Neil Gaiman’s collection “Trigger Warning” came out on February 3, 2015. Like “Fragile Things” 5 years prior, “Trigger Warning” is a medley of short pieces. Some of them are just a few pages long, others are longer. Some are poems. Some are fairy tales. One is a witness’ testimony during a police interview.
The collection title “Trigger Warning” refers to the dark places , “the monsters in our cupboards and our minds”, as Mr. Gaiman puts in in the introduction, maybe deeply hidden, maybe lurking just below the surface. This is much like the title “Fragile Things” may remind that “People break so easily, and so do dreams and hearts”, per that collection’s introduction. Both offer a suggestion of a unifying feeling, but are broad enough so as not to be overbearing or restrictive: fragile things, trigger warnings… can be anything. The miscellany of styles is a delight, making each next piece even more of an adventure than it would have been just for the story line.
“The Truth Is a Cave in the Black Mountains”, a haunting tale a few lines down the table of contents, was where I settled into the book. Three other pieces moved me memorably.
In the order of appearance, I laughed tears reading ‘May Tale’ in ‘A Calendar of Tales’. (Curled up on dot’s couch, on the evening of the day when lots of weird stuff happened, once it’s finally calmed down, calm before the storm, the eve of when it got real…) It begins so: “In May I received an anonymous Mother’s Day card. This puzzles me. I would have noticed if I had ever had children, surely?” And I kept giggling for the rest of the silliness, as if tickled.
‘The Case of Death and Honey’ is a story about Sherlock Holmes and what he was really up to when he retired to beekeeping, which is not a detective story. ‘The Sleeper and the Spindle’ is where two familiar fairy tales meet, and make a detective story of sorts.
‘The Case of Death and Honey’ was delicious for several reasons. It has two parallel narratives that take turns on stage, distinguished by marginal widths. One side is narrated by a third person, styled, presumably, as an old Chinese story. Another one is by Sherlock Holmes. Sir Arthur Conan Doyle’s stories are rarely told by Sherlock. We encounter Mycroft Holmes on his death bed. What we knew apropos about his extraordinary mind comes into the spotlight for a couple of pages and evokes thoughts about what it would take to have a functional state. Next, I recently read ‘1493: Uncovering the New World Columbus Created‘ by Charles C. Mann, re-read some of the Arthur Conan Doyle’s stories, and watched BBC’s Sherlock. ‘The Case of Death and Honey’ lands well on that background, as if I discovered something new in my neighborhood.

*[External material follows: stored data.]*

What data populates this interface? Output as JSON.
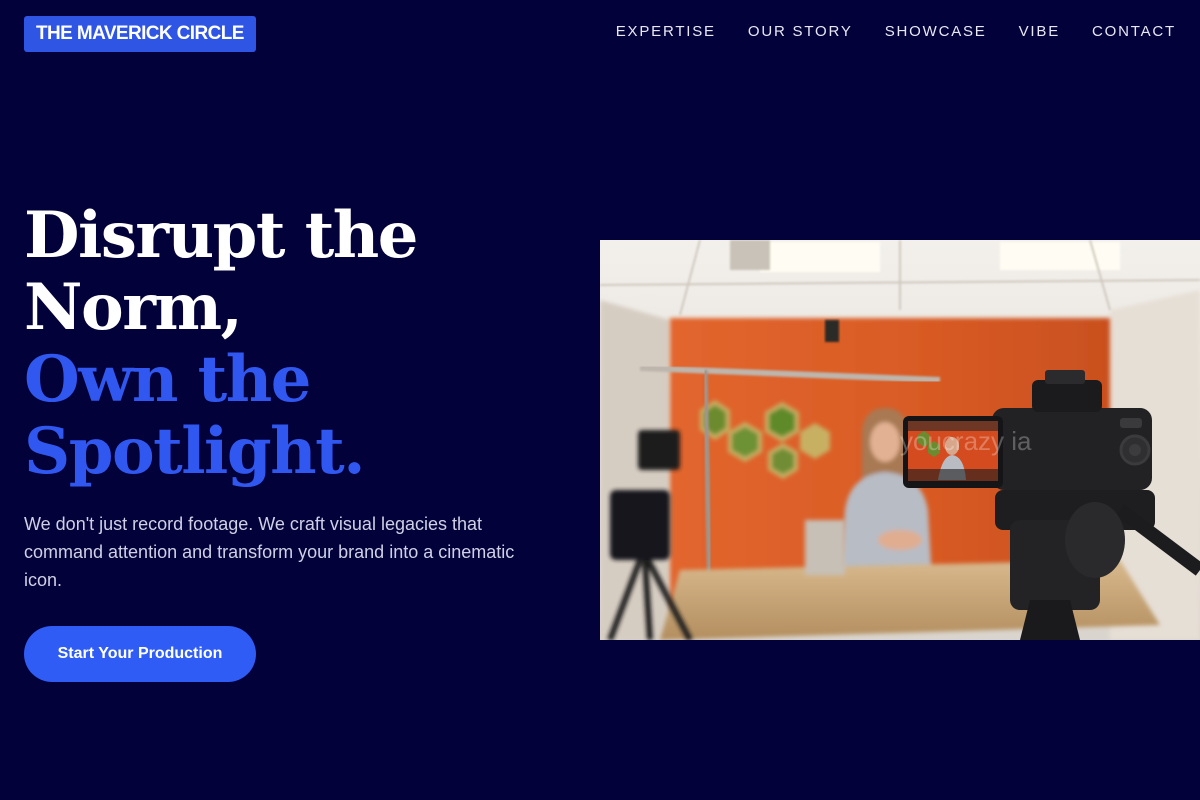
{
  "brand": {
    "logo_text": "THE MAVERICK CIRCLE",
    "accent_color": "#2f55e4",
    "background_color": "#03013a"
  },
  "nav": {
    "items": [
      {
        "label": "EXPERTISE"
      },
      {
        "label": "OUR STORY"
      },
      {
        "label": "SHOWCASE"
      },
      {
        "label": "VIBE"
      },
      {
        "label": "CONTACT"
      }
    ]
  },
  "hero": {
    "headline_line1": "Disrupt the",
    "headline_line2": "Norm,",
    "headline_line3": "Own the",
    "headline_line4": "Spotlight.",
    "subtext": "We don't just record footage. We craft visual legacies that command attention and transform your brand into a cinematic icon.",
    "cta_label": "Start Your Production",
    "image": {
      "description_icon": "studio-camera-photo",
      "watermark_text": "youcrazy ia"
    }
  }
}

Apart from being included in ‘Trigger Warning’, ‘The Sleeper and the Spindle‘ is published as a separate children’s book with a mesmerizing set of accompanying illustrations. Here is one, and a link to the gallery with more:
[A halfhearted spoiler alert: the Queen’s identity was obvious to me more or less from the beginning, but it’s not to all the readers. I am about to reveal it.]

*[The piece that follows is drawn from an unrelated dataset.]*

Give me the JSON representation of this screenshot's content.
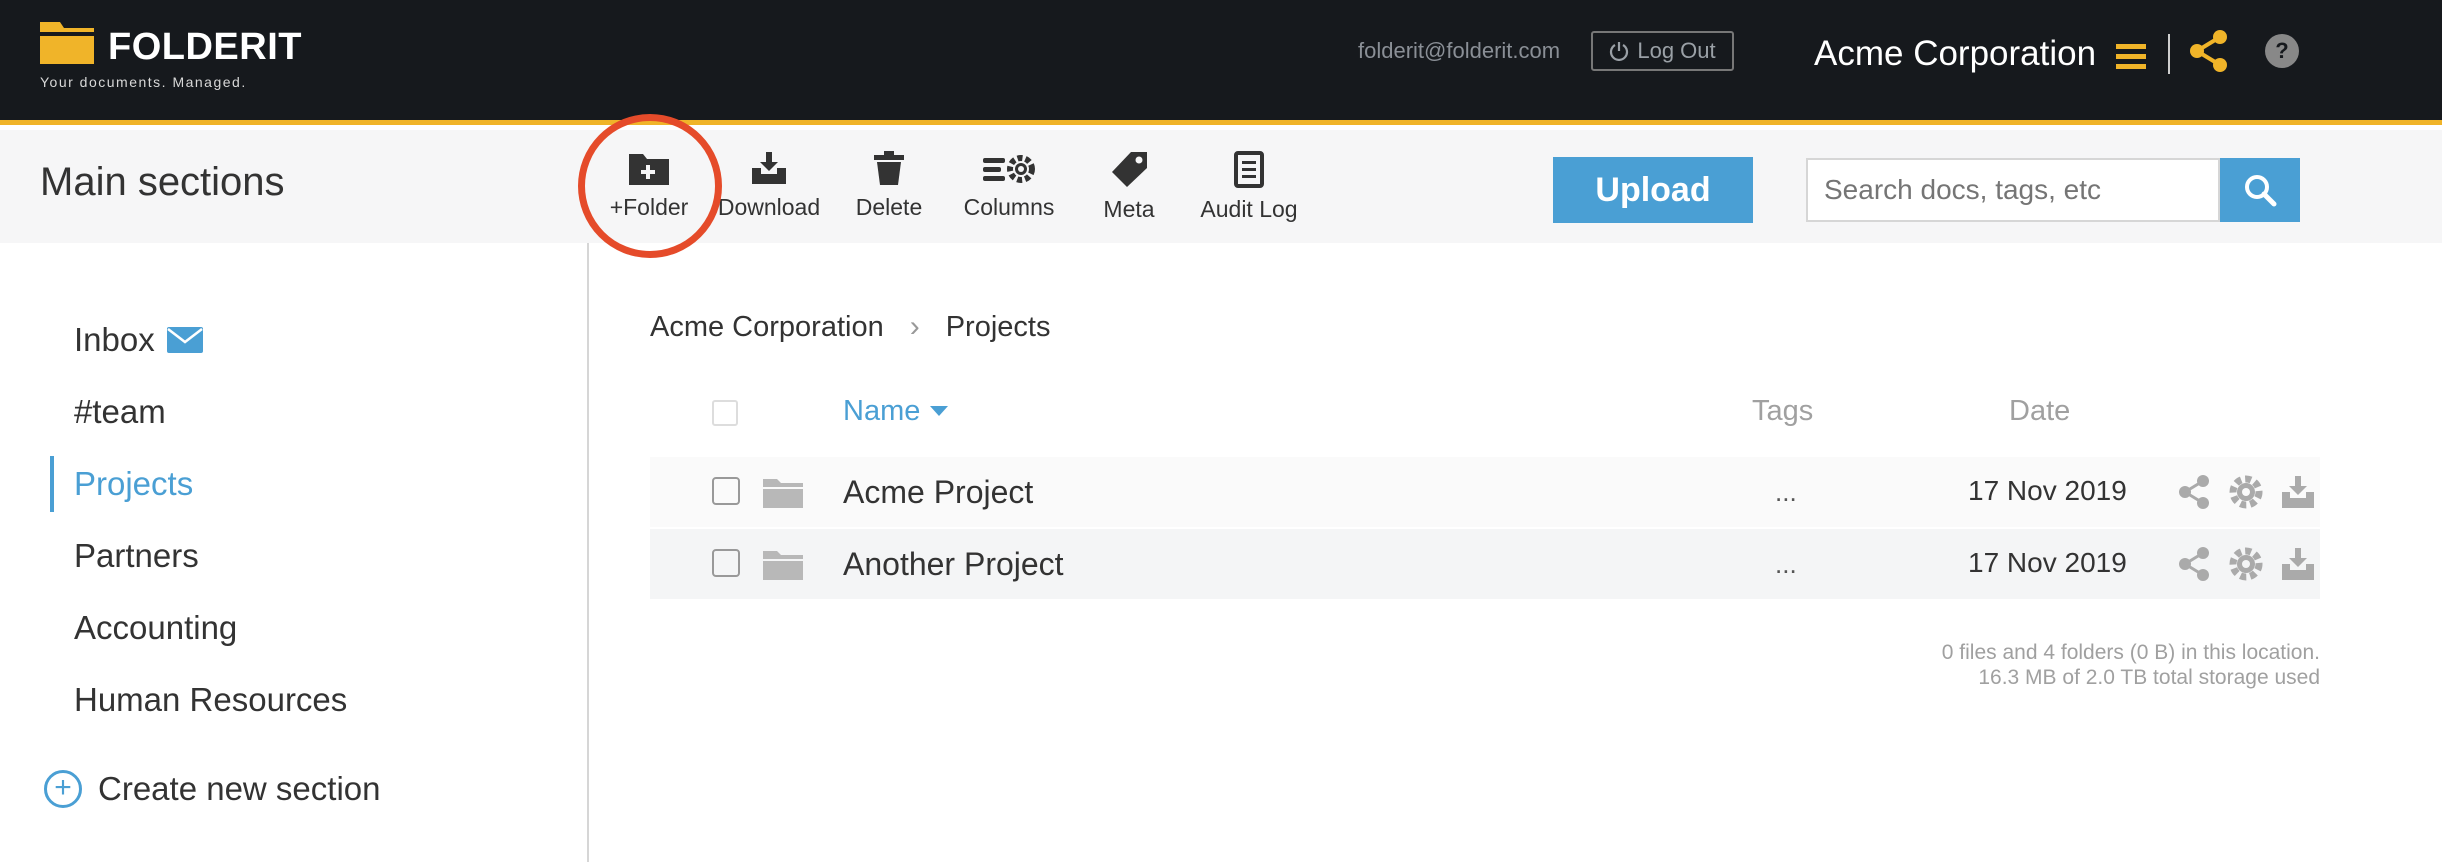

The delight of ‘the Sleeper and the Spindle’ is in how everything is indeed not what it seems. The grown up Snow White meets the Sleeping Beauty, and we thought we knew those girls, and we changed what we thought we knew, and again, and again. Besides, I love how the Queen is portrayed. By the way, this is not the same Snow White as in ‘Snow, Glass, Apples’ (e.g. within 2009 “Smoke and Mirrors“); that girl was a little bit… you know… This one is beautiful, smart, powerful, playful, and absolutely secure and respected in all that. The woman I strive to be; how I want to be seen.